Dorsey confirmed that hundreds of thousands of accounts had been "filtered," but claims that it was the result of a software error and not intentional.

"We build our policies and rules with a principle of impartiality: objective criteria, rather than on the basis of bias, prejudice, or preferring the benefit to one person over another for improper reasons," said Dorsey in his opening statement in front of the House Energy and Commerce Committee today. "In the spirit of accountability and transparency: recently we failed our intended impartiality. Our algorithms were unfairly filtering 600,000 accounts, including some members of Congress, from our search auto-complete and latest results. We fixed it."

The Twitter boss went on to explain that the filtering occurred due to an algorithm that looks at how followers of the shadow banned accounts behaved on the platform. In other words, if followers of Trey Gowdy (only an example) showed a tendency to be trolls, Gowdy's tweets would be filtered by the algorithm.
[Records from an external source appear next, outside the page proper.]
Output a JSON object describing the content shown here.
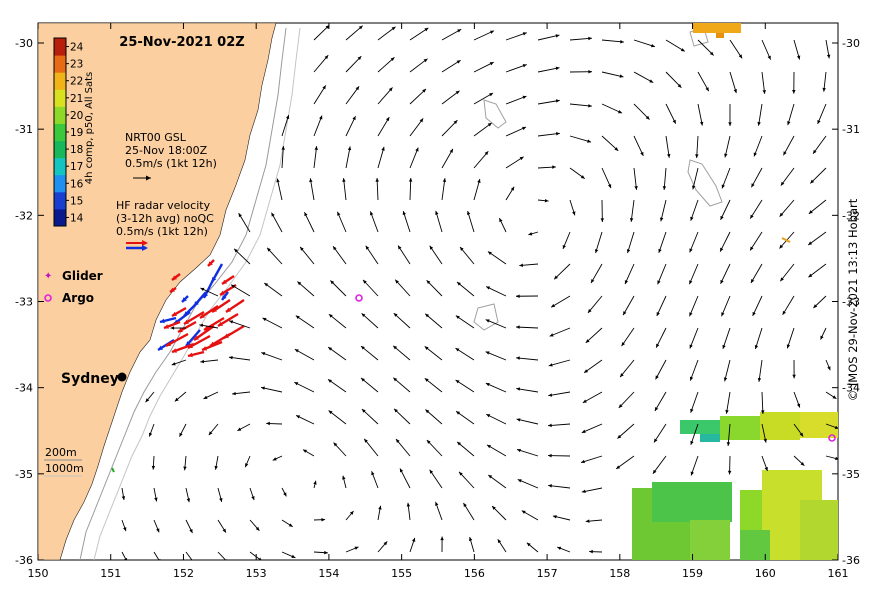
{
  "title": "25-Nov-2021 02Z",
  "credit": "© IMOS 29-Nov-2021 13:13 Hobart",
  "colorbar": {
    "label": "4h comp, p50, All Sats",
    "ticks": [
      "14",
      "15",
      "16",
      "17",
      "18",
      "19",
      "20",
      "21",
      "22",
      "23",
      "24"
    ],
    "colors": [
      "#0a1a8c",
      "#1a3fd0",
      "#1f8ff0",
      "#14c4c0",
      "#18b85a",
      "#3cc83c",
      "#8ed82a",
      "#d8e020",
      "#f0b418",
      "#e86a14",
      "#b81e0c"
    ]
  },
  "legend": {
    "gsl_title": "NRT00 GSL",
    "gsl_time": "25-Nov 18:00Z",
    "gsl_scale": "0.5m/s (1kt 12h)",
    "hf_title": "HF radar velocity",
    "hf_avg": "(3-12h avg) noQC",
    "hf_scale": "0.5m/s (1kt 12h)",
    "glider": "Glider",
    "argo": "Argo",
    "iso_200": "200m",
    "iso_1000": "1000m"
  },
  "city": "Sydney",
  "axes": {
    "x_ticks": [
      "150",
      "151",
      "152",
      "153",
      "154",
      "155",
      "156",
      "157",
      "158",
      "159",
      "160",
      "161"
    ],
    "y_ticks": [
      "-30",
      "-31",
      "-32",
      "-33",
      "-34",
      "-35",
      "-36"
    ]
  },
  "colors": {
    "land": "#fbcfa0",
    "ocean": "#ffffff",
    "radar_red": "#e61010",
    "radar_blue": "#1030e0",
    "argo": "#e020e0"
  }
}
Of course, this is an unfair measure enforced upon the account holder who has no control over how his or her followers behave.

Dorsey even admitted that this was not a fair way to assess accounts and assured lawmakers that the issue was resolved.

He also stressed that Twitter is continually trying to improve the AI that it uses so that it performs in an impartial manner. However, "accidental bias" sometimes arises in the algorithms depending on what data it is fed. Dorsey claims this is a frequent issue with artificial intelligence.

He also claimed Twitter as a platform held no bias toward one sect of government or the other. Physical analysis of the data seemed to back up this assertion.

"Looking at the data, we analyzed tweets sent by all members of the House and Senate, and found no statistically significant difference between the number of times a tweet by a Democrat is viewed versus a Republican, even after our ranking and filtering of tweets has been applied," said the CEO.

While Congress remained respectful of Dorsey's opening monologue, many on Twitter were unconvinced of his sincerity.

Despite the denials of bias and the excuses of algorithms, it is not likely that this issue will die any time soon. Twitter has a long history of bias accusations behind it, and that is not going to just disappear. It is also worth mention that the outright banning of gay conservative Milo Yiannopoulos was based on the same criteria that the supposedly faulty algorithm used.